Immigrant activists preparing to protest the Trump/Joe Arpaio rally in Marshalltown. pic.twitter.com/MP189Qq5nu
— Kate Linthicum (@katelinthicum) January 26, 2016
Sheriff Joe Arpaio endorses Trump: “Everything I believe in he’s doing and going to do when he becomes president.” pic.twitter.com/vLefwqPOdf
— Chris Geidner (@chrisgeidner) January 26, 2016
Participants in last night’s silent protest — which swelled due to the last-minute appearance by Arpaio — hoped to provide a peaceful, proactive response to Trump’s appearance and the disgusting anti-immigrant rhetoric of his campaign.
Undocumented protester outside of Trump/Arpaio rally: “These people are basically importing racism.” pic.twitter.com/OhNehhIure — Kate Linthicum (@katelinthicum) January 26, 2016
Many protesters held signs; others merely stood side by side in solidarity. With police patrolling the area keeping people out of the street, the protesters and attendees remained separated, with no reports of any physical altercations between the two groups.
Protester Tania Fonseca said what made her want to participate in the demonstration was the fact that Trump was making his campaign stop at a public high school.
“It was not a good idea to have him here,” Fonseca said. “The event could have been hosted elsewhere. It is disappointing to me because my tax dollars go to support the school.”
Student protesters decided to wear blue arm ribbons to show the crowd they came to represent the younger population that opposes Trump.
“I disagree with most of what Donald Trump says,” said Jonathan Yepez, another protester. “Most of us [Latinos] who come here come to work and not cause problems.”
Inside the Trump event, an announcement asked rallygoers to refrain from attacking protesters, no doubt in response to the many, many attacks Latinos, immigrants, Muslim-Americans, and African-Americans have faced at the hands of his supporters.
Not that the request from the campaign has made much of a difference anyway.
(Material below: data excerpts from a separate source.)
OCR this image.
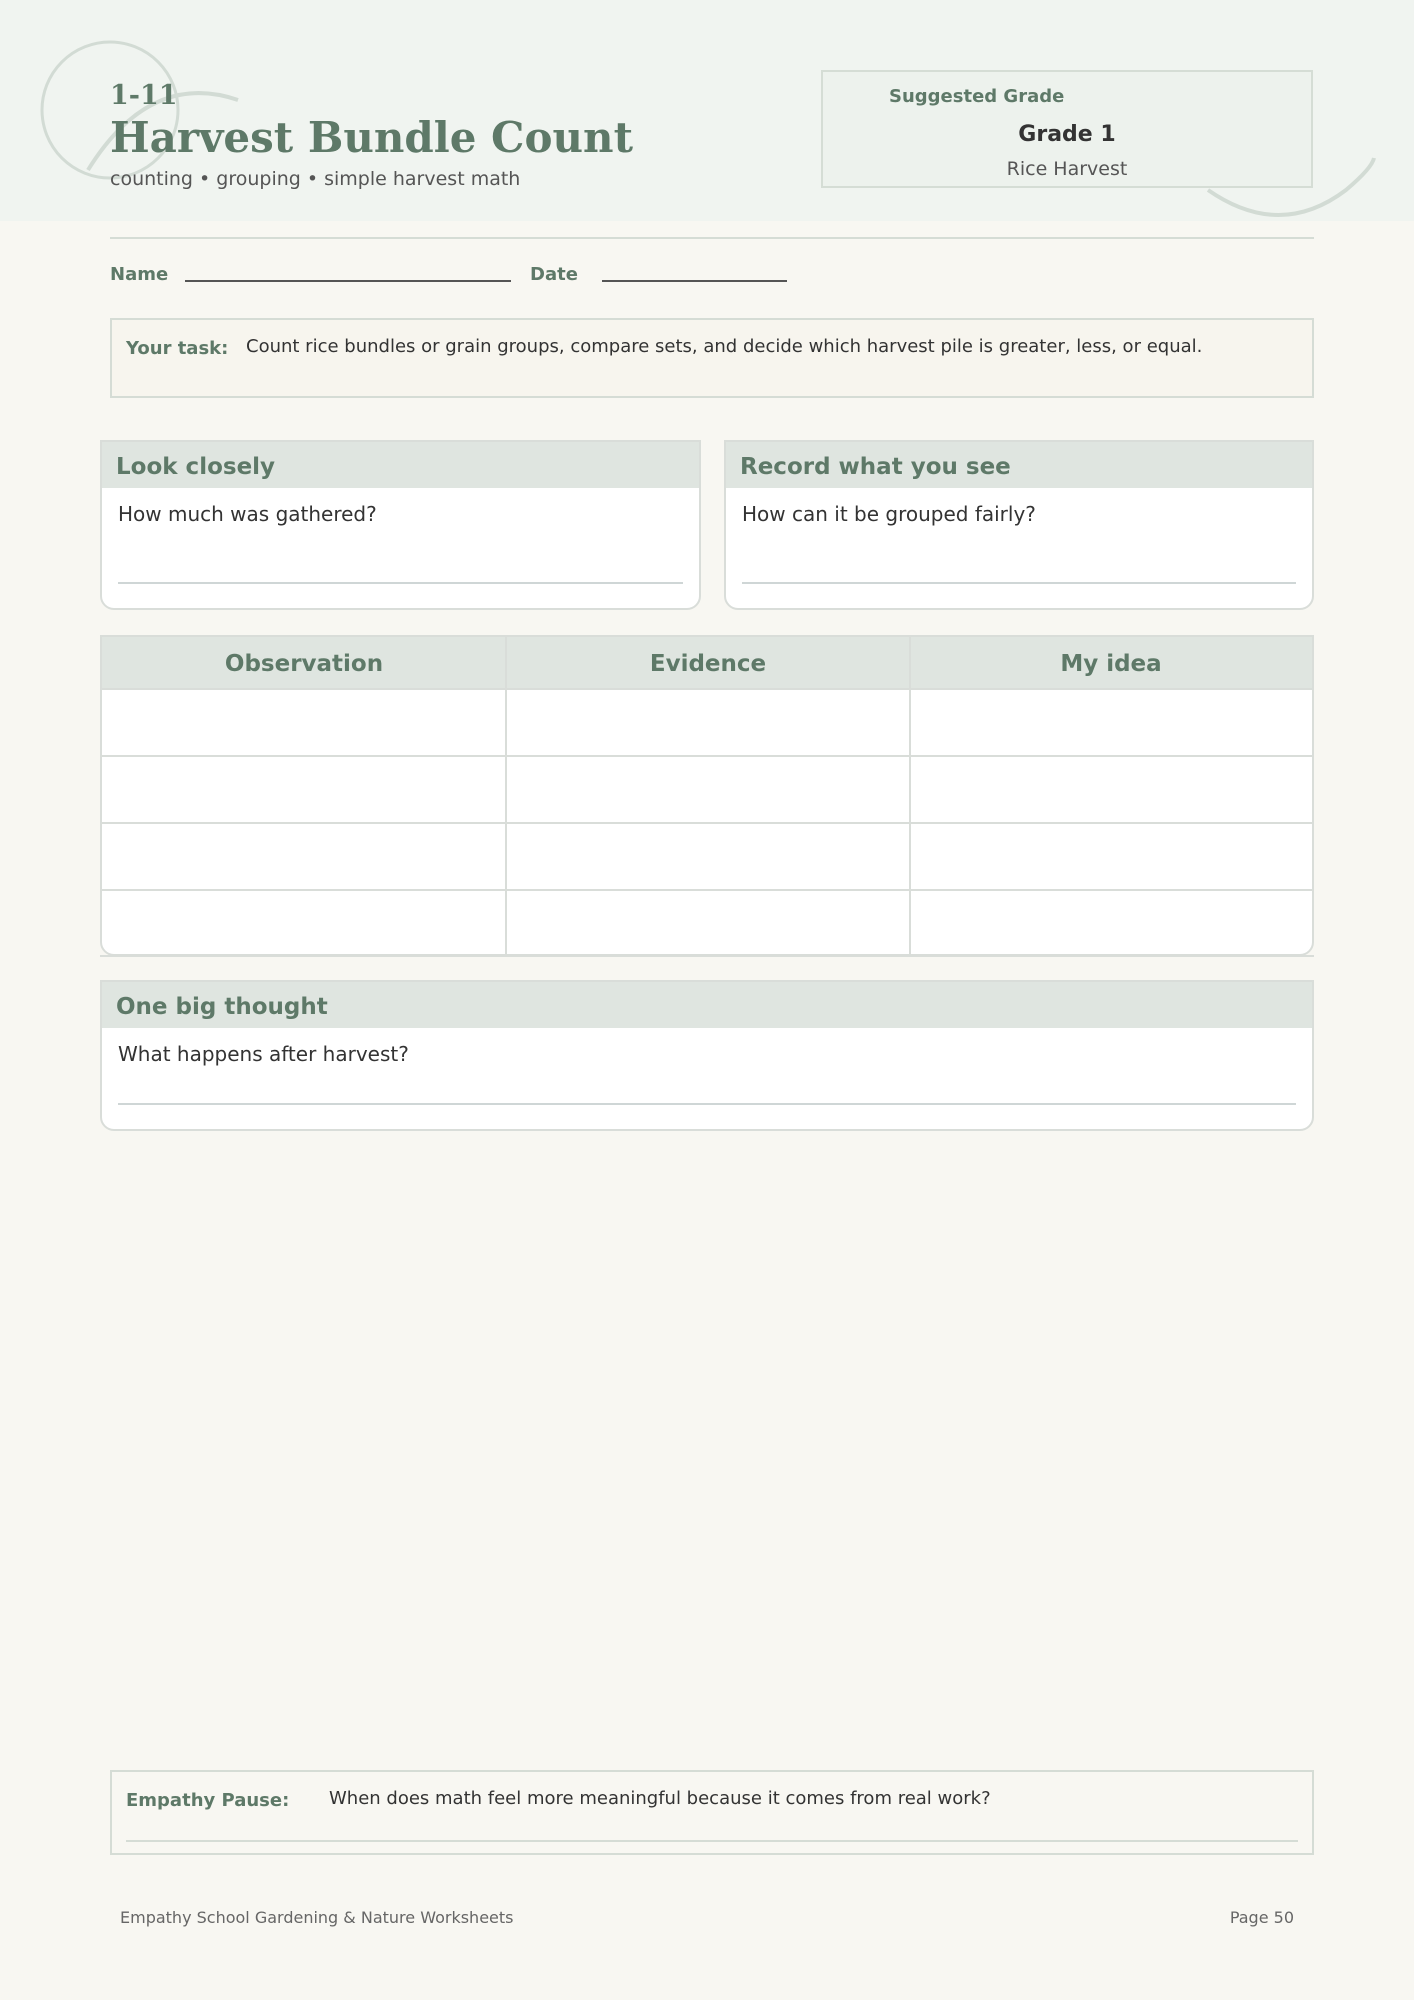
1-11
Harvest Bundle Count
counting • grouping • simple harvest math
Suggested Grade
Grade 1
Rice Harvest
Name	Date
Your task: Count rice bundles or grain groups, compare sets, and decide which harvest pile is greater, less, or equal.
Look closely
How much was gathered?
Record what you see
How can it be grouped fairly?
Observation	Evidence	My idea
One big thought
What happens after harvest?
Empathy Pause: When does math feel more meaningful because it comes from real work?
Empathy School Gardening & Nature Worksheets	Page 50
Case in point: at another Iowa rally on Sunday, a white Trump supporter threatened to physically assault a Sikh man who was peacefully protesting. The Sikh man’s fellow protester — a white man — was left alone.
At @realDonaldTrump events, an invisible man with a mic tells supporters how to drown out protestors https://t.co/7kg22doRCj #IACaucus
— Matt Hildreth (@mhildreth) January 27, 2016
More from the Los Angeles Times:
In addition to the protest outside, other Latinos entered the gymnasium to disrupt Trump with shouts of: “Latinos united will never be divided!” Trump, who garnered headlines at the event for announcing that he would not appear in Thursday’s Republican debate because of disagreements with host Fox News, smiled as the protesters were ushered out, telling one of them, “Enjoy yourself, darling.”
Advocates have noted Trump’s rhetoric has mobilized Iowa Latinos in an unprecedented manner, launching caucus trainings and voter registration drives, including the one organized by the League of United Latin American Citizens (LULAC) and and Immigrant Allies following the Trump event last night.
Latin@s in Iowa aren’t afraid of Trump & Arapaio. We just register to vote & will Caucus to end hate. #iacaucus pic.twitter.com/fusph7d5Ge
— Christian Ucles (@daakardior) January 27, 2016
Similar naturalization and voter registration efforts inspired by Trump’s bigotry are happening in key battleground states like Nevada, as noted in this must-read profile by Buzzfeed’s Adrian Carrasquillo.
“There is talk of a “Trump effect” rivaling Proposition 187, the anti-illegal-immigration measure that jolted California Latinos to action 20 years ago and is credited with helping create the state’s current Latino power structure,” noted the LA Times.
“My gut is that it’ll be substantial,” Democratic consultant Bill Carrick said of Latino turnout in November. “They have been activated.”
“I’m really glad we got to empower the students to take the anger and frustration and channel it into further civic engagement,” said Joa LaVille, president of Immigrant Allies.